Financial and operating highlights for the year include:

Production:

— WI production before royalties for the quarter averaged 31,031 BOEPD, or 26,263 BOEPD NAR, compared with 25,835 BOEPD WI production before royalties and 21,980 BOEPD NAR in the Prior Quarter. WI annual production before royalties for 2016 averaged 27,062 BOEPD, or 23,187 BOEPD NAR, compared with 23,401 BOEPD WI annual production before royalties or 19,489 BOEPD NAR in 2015.

— Sales volumes for the fourth quarter were 26,477 BOEPD compared with 21,485 BOEPD in the Prior Quarter. Sales volumes increased due to higher working interest production (5,196 BOEPD) and a reduction of inventory (709 BOEPD), partially offset by higher royalty volumes (913 BOEPD). Annual sales volumes were 23,954 BOEPD compared with 18,260 BOEPD in 2015.

— Gran Tierra expects 2017 average WI production before royalties to be 34,000 to 38,000 BOEPD from the Company’s assets in Colombia and Brazil, which would represent an increase of 26% to 40% from our 2016 average WI production before royalties of 27,062 BOEPD. The 2017 guidance includes 1,200 to 1,500 BOEPD of production from Brazil. The Company’s production guidance only includes forecasted volumes from existing operations and expected development projects; no volumes are assumed for any exploration success. Financial:

— Funds flow from operations(1) was $105.0 million for the year ended December 31, 2016 compared with $107.6 million in 2015, and, for the fourth quarter, $36.2 million compared with $23.5 million in the Prior Quarter.

— Net loss was $465.6 million, or $1.45 per share basic and diluted, for the year ended December 31, 2016 compared with $268 million, or $0.94 per share basic and diluted, in 2015. The increase in net loss was primarily due to higher impairment losses. Impairment losses increased by $183.1 million, net of income tax recovery, compared to 2015. For the fourth quarter, net loss was $127.4 million, or $0.36 per share basic and diluted, compared with $229.6 million, or $0.71 per share basic and diluted, in the prior quarter. Impairment losses decreased by $76.1 million, net of income tax recovery, compared with the prior quarter.

— At December 31, 2016, cash and cash equivalents (including current restricted cash) were $33.5 million, working capital deficiency (including cash and cash equivalents) was $23.3 million and $90 million was outstanding on the company’s revolving credit facility. The working capital deficiency was primarily a result of current tax related to a one-time restructuring.

— Average realized prices decreased to $28.38 per BOE for the year ended December 31, 2016 from $34.06 per BOE in 2015, but for the fourth quarter increased to $31.89 per BOE from $29.28 per BOE in the prior quarter.

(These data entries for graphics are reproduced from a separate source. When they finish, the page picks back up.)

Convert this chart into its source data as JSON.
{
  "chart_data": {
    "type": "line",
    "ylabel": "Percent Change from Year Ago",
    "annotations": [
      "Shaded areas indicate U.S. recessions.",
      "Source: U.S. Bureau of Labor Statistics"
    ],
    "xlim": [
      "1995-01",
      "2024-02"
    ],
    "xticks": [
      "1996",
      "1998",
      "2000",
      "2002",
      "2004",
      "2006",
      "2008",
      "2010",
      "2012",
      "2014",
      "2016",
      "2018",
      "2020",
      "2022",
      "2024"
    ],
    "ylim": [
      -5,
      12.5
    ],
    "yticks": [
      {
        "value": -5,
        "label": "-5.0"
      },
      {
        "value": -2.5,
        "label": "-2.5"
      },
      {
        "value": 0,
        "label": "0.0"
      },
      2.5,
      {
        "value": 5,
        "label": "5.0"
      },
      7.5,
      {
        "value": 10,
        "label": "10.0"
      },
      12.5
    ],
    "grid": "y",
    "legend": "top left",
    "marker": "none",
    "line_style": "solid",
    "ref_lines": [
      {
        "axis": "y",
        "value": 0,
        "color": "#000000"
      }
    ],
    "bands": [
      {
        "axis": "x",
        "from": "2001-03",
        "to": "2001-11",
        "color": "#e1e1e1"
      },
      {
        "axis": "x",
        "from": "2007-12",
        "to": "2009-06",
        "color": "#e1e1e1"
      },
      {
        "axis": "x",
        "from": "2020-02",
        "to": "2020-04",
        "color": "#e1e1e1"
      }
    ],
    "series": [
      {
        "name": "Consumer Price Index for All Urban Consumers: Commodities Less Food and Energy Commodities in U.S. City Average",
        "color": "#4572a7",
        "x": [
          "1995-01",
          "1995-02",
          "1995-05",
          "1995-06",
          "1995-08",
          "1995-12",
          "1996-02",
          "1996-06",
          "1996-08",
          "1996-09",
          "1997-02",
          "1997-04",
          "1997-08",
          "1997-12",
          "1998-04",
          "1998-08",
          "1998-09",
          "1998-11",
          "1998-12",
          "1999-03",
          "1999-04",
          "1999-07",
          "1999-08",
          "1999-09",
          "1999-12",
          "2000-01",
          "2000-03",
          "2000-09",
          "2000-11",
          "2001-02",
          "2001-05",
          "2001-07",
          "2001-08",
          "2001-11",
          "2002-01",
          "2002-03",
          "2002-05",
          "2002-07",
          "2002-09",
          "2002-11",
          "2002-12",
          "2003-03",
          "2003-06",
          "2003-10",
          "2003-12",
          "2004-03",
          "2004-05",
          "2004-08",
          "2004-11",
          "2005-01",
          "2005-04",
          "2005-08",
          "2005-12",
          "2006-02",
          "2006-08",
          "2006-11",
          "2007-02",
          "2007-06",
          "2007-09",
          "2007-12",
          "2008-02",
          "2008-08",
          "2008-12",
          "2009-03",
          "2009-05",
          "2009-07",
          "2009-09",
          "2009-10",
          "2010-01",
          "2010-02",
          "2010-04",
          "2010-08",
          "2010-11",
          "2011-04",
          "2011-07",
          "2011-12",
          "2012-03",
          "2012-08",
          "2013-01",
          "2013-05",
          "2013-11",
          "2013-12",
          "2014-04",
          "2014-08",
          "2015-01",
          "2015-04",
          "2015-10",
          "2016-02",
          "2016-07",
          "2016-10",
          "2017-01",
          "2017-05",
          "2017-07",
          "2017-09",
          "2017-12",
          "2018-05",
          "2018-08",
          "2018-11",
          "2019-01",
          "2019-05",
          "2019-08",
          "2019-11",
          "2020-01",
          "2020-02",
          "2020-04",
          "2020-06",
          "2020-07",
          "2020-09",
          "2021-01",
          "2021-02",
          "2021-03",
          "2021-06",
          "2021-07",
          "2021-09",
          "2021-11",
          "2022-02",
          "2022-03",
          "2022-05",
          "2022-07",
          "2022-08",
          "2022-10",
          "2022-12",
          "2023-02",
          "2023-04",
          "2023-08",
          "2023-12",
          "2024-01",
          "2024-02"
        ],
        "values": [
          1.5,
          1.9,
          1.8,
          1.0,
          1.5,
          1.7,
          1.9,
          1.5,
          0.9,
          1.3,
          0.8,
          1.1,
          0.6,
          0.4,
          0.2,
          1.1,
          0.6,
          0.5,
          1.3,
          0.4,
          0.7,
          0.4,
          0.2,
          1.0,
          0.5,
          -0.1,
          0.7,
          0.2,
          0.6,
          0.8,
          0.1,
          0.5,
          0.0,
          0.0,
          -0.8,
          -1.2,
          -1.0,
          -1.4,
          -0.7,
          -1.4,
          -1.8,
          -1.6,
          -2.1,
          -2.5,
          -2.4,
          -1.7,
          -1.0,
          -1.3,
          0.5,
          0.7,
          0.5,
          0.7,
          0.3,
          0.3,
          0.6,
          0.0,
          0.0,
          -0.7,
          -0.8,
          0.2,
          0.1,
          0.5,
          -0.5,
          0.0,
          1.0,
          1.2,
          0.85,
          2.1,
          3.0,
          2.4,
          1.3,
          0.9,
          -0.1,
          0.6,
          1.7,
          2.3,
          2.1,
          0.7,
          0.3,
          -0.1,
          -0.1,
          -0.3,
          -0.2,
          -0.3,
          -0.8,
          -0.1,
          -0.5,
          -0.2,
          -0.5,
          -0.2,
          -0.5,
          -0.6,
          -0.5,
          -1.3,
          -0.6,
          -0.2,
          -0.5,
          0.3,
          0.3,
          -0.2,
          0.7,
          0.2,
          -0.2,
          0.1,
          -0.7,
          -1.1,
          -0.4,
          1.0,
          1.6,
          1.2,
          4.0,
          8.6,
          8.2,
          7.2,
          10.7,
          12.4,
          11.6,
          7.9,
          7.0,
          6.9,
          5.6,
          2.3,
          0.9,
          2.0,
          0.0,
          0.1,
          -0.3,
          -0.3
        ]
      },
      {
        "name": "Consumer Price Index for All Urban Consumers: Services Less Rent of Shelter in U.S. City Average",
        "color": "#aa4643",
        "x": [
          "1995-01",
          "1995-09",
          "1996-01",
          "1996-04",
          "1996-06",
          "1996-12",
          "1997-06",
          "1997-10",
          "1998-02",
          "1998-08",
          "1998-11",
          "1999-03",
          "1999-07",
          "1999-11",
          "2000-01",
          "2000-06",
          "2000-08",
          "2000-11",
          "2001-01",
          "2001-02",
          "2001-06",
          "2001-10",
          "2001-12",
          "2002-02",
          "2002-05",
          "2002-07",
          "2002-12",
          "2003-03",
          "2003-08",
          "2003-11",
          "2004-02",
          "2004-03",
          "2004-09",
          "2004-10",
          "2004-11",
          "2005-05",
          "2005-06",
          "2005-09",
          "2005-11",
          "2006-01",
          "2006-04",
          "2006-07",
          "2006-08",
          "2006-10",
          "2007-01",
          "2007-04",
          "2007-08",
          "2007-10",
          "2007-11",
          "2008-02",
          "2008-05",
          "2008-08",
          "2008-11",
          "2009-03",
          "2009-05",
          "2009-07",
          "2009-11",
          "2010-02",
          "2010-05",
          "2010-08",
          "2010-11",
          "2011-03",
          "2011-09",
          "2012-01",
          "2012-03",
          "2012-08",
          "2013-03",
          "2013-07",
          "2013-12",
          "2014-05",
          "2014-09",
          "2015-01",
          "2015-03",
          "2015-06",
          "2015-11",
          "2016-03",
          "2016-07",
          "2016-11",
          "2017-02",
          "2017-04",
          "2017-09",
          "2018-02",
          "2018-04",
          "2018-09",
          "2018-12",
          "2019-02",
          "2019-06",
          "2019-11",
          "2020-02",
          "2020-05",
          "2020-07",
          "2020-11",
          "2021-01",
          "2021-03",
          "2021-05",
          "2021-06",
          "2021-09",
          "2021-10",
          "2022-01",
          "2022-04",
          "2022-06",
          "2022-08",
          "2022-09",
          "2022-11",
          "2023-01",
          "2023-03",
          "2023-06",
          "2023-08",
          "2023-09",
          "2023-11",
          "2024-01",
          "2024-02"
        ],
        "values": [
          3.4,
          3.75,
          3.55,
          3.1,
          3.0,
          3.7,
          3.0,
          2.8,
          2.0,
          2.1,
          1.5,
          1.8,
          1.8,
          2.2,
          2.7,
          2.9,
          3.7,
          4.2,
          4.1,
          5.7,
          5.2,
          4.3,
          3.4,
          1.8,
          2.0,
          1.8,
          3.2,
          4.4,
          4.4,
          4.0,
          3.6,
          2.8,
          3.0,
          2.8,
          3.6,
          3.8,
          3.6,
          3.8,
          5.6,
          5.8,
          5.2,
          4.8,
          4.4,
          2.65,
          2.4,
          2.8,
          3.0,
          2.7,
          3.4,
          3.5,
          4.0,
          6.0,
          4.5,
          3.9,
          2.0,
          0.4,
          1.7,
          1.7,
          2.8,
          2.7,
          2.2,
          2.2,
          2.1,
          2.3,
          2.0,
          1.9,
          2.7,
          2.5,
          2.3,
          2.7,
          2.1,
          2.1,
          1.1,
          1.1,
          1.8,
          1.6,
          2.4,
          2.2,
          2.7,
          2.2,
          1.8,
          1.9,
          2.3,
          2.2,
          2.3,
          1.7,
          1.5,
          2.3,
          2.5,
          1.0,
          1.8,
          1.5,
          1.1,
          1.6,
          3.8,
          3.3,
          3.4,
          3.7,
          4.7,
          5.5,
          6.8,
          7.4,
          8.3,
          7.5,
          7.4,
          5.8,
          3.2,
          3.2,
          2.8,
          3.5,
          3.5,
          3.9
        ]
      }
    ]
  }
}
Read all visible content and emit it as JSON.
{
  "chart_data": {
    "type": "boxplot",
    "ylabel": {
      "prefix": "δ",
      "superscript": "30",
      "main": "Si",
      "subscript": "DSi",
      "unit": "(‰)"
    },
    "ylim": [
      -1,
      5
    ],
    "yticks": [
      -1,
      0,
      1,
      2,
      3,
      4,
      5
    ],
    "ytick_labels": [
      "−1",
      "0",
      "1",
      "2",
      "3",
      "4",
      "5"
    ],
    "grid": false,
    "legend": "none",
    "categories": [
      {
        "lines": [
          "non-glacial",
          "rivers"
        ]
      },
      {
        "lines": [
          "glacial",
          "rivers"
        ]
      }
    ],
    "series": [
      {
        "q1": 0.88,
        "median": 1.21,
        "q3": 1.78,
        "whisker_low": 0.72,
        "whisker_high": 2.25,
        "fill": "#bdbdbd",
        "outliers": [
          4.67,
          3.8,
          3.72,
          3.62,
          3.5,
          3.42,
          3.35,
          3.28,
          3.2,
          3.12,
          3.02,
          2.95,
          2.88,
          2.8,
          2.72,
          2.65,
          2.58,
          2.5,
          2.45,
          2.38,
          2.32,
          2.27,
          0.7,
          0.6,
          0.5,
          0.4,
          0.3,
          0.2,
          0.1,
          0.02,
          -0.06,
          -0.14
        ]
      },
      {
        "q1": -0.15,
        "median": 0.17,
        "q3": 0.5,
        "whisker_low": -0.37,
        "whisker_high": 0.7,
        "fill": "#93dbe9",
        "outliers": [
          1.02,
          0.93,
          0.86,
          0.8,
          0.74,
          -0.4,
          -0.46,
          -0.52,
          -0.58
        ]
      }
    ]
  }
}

— Operating expenses decreased to $8.51 per BOE for the year ended December 31, 2016 from $9.31 per BOE in 2015, primarily as a result of Colombian operating cost savings, partially offset by the effect of the weakening of the U.S. dollar against local currencies in South America. Workover expenses increased by $0.46 per BOE compared with the prior year. Excluding workover expenses, operating costs decreased by $1.26 per BOE to $6.28 per BOE. For the fourth quarter, operating expenses decreased to $8.50 per BOE from $10.93 per BOE in the prior quarter, primarily as a result of workover expenses of $1.92 per BOE compared with $4.30 per BOE in the Prior Quarter. Excluding workover expenses, operating costs per BOE were consistent with the prior quarter.

— Transportation expenses decreased to $3.12 per BOE for the year ended December 31, 2016 from $4.96 per BOE in 2015 primarily due to a lower percentage of volumes sold using pipelines, and the use of alternative transportation routes, which had lower costs per BOE than the routes used in 2015. For the quarter, transportation expenses increased to $2.60 per BOE from $2.47 per BOE in the prior quarter. The increase was primarily due to a lower percentage of sales at the wellhead, 50% in the current quarter, compared with 56% in the prior quarter.

— G&A expenses per BOE for the year ended December 31, 2016 decreased to $2.66 per BOE from $3.67 per BOE in 2015.